We’re going to play a game: Name that tune. Can you name the songs listed below? No cheating! I picked a variety of decades and artists. See if you can name them all.
- You may say I’m a dreamer / but I’m not the only one
- A singer in a smoky room / a smell of wine and cheap perfume
- Hanging out the passenger side /of his best friend’s ride / trying to holler at me
- Gold teeth and a curse for this town were all in my mouth.
- We count our dollars on the train to the party.
That first song has a line which grabs your attention.
The second line sets the scene with sensory details.
The third comes from a song that defined a term for a generation. But it doesn’t tell us the [Urban] Dictionary definition straight out—it shows us through a scene.
The fourth song uses a handful of similes and other fresh imagery.
The fifth song characterizes the singer and her friends.

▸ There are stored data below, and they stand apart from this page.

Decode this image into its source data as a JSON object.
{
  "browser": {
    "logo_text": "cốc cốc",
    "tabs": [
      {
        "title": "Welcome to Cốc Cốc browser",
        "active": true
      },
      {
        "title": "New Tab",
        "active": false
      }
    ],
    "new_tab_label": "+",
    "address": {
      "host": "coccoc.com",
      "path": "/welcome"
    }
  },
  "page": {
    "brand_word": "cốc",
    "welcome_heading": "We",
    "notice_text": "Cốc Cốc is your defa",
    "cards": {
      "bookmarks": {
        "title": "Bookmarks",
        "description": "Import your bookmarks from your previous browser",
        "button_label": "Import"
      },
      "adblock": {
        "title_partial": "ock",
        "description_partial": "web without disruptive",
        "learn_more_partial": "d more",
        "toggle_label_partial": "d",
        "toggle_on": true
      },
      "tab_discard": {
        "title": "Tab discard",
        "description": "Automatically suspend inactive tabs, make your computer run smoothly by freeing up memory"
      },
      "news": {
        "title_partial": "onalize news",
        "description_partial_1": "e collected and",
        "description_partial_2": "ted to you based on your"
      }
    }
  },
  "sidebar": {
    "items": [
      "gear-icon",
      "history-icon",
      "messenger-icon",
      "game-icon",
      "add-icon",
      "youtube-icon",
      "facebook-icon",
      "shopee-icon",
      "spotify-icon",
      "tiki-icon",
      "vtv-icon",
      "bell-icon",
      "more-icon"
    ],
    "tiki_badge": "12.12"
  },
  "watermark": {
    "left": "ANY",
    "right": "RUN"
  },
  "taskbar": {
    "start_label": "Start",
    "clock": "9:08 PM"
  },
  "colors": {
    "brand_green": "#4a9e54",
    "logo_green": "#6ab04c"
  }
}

Together, these five songs show how important a unique voice is—and how popular a strong one can become.
How do you improve voice?
The opposite of strong voice is a generic, impersonal one. To create a strong voice, do the following.
- Be relatable and understandable. (Don’t write in a way that the reader can’t follow. Don’t try to spell out dialect or accents phonetically.)
- Use sensory detail that your character would notice.
- Show what you mean using people or situations unique to your character’s experiences.
- Use similes and metaphors. Revise cliches into fresh imagery.
- Characterize through specific word choice.
Writing Exercise—Fifteen Blinks
Option One: Read this to find out what a Fifteen Blinker is. Choose five to ten specific words or images from one of the songs below and write a Fifteen Blinker using those words.
Option Two: Pick a song with memorable lyrics. Look up those lyrics. Rewrite the song by swapping out the words and imagery for those of another character’s point of view. Some ideas:
- One of your characters
- Romeo, the lovestruck Shakespearean teenager
- A pothead (e.g. one of Cheech’s, Chong’s, or Seth Rogen’s portrayals)
- A proper British lady trying desperately to impress her in-laws
- A man who has been cryogenically frozen through several decades and just woke up
- A seven-year-old who wishes to be a princess
- A toddler
Want more writing exercises? See my tag. Want some critique partners to exchange work with? Join the community at StoryWorldCon. Want a writing workshop tailored to your work and your budget? Choose your course at StoryWorldCon. Subscribe to my blog for course dates!
Click on the links below to read the full lyrics.
- “Imagine,” John Lennon
- “Don’t Stop Believing,” Journey
- “No Scrubs,” TLC
- “New Slang,” The Shins
- “Royals,” Lorde
I’ve been listening to The Shins for years, but I never actually paid attention to the lyrics in “New Slang” until today. As I referenced above, they’re full of great imagery:
- Turn me back into the pet I was when we met.
- I’d ‘a danced like the king of the eyesores
- New slang when you notice the stripes, the dirt in your fries.
- Hope it’s right when you die, old and bony.
- Dawn breaks like a bull through the hall
Every time “Royals” comes on the radio (which is very frequently), I am awed by the fantastic diction. This was written by a fifteen year old:
- I’ve never seen a diamond in the flesh / I cut my teeth on wedding rings in the movies
- We’re driving Cadillacs in our dreams
- And we’ll never be royals. / It don’t run in our blood, / That kind of luxe just ain’t for us.
What song has your favorite lyrics? I remember in tenth grade English needing to bring a song in to share with the class. I brought Fiona Apple’s cover of “Across the Universe.”